土俵祭に参加した三役以上の力士たち。白鵬、稀勢の里、鶴竜が休場したため、横綱は日馬富士のみ=東京・国技館
3横綱不在で10日に初日を迎える大相撲秋場所(東京・国技館)。唯一の横綱日馬富士も万全とは言えず、3大関を中心に優勝のチャンスは広がりそうだ。
どすこいタイムズ
軸になる日馬富士は直近3場所の勝ち星が10、11、11。大崩れはないものの、両ひじなどのけがの影響もあり、4横綱では唯一1年以内に優勝がない。
加えて、在位30場所目で初めての「ひとり横綱」として連日結びの土俵に上がる。9日、土俵祭の後には「ちょっと緊張している」と本音をのぞかせた。ペースをつかむためにも、苦手の序盤を乗り切りたい。
仕上がりはカド番大関の豪栄道がいい。痛めていた右足首の状態は良さそうで、場所前の稽古では高安を圧倒する相撲が目立った。今年に入って2桁勝利はなし。カド番で全勝優勝した昨年秋の輝きを取り戻せるか。
高安は大関2場所目。名古屋で影を潜めた立ち合いの鋭さが戻るかがカギ。カド番の大関・照ノ富士は、手術した左ひざの回復具合に手応えを口にしている。
八角理事長(元横綱北勝海)は「下にとっては、横綱、大関との対戦が少なければ精神的にも違う。チャンスがある」と若手の躍進にも期待する。関脇御嶽海は2場所続けて2横綱を倒している。平幕では先場所初金星を挙げた北勝富士、新入幕から2場所連続10勝の阿武咲らが横綱、大関と対戦する地位にいる。
波乱はあるのか、それとも上位陣が意地を見せるのか。ちなみに、データは上位陣を後押ししている。15日制が定着した1949年夏場所以降、途中休場を含めて3横綱が不在となった場所は4度あるが、いずれも優勝者は横綱、大関から出ている。(鈴木健輔)
■横審委員長「辞めなさい、とは言わない」
大相撲秋場所(10日初日、東京・国技館)を休場する白鵬、稀勢の里、鶴竜の3横綱に対し、横綱審議委員会の北村正任委員長(毎日新聞社名誉顧問)は9日、「責任と体を考え、難しい決断だと思う。
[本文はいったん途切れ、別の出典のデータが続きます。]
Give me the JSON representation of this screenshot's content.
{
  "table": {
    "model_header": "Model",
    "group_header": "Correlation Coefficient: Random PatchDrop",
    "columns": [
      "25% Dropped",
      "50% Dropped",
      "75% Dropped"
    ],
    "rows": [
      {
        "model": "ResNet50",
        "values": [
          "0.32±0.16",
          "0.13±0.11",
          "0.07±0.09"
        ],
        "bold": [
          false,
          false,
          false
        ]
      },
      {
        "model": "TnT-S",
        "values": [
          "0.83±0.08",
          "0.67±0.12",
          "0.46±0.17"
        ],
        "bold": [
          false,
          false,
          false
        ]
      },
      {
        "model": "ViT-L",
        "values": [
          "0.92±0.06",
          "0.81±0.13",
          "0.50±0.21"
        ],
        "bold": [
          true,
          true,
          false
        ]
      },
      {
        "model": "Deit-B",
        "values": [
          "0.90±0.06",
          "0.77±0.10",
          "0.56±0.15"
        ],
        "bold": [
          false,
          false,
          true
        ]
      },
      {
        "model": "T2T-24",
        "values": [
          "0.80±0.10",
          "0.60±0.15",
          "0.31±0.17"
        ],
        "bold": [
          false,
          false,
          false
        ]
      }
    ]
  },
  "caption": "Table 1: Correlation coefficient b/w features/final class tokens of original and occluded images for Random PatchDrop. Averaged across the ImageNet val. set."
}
けがは本人しか分からないし、任せるしかない」とし、横審として静観する姿勢を示した。また、「『出てこい』というのは精神論として成り立つが、休むくらいなら辞めなさい、とかそういうつもりはありません。休んだことの意味があるように、治して再起してほしい」と話した。
■翔天狼が日本国籍取得
西幕下41枚目の翔天狼(35)=モンゴル出身、藤島部屋=が日本国籍を取得したと、9日、日本相撲協会が発表した。2009年秋場所の東前頭2枚目がこれまでの最高位。11年に同郷の旭天鵬(現友綱親方)の妹と結婚した。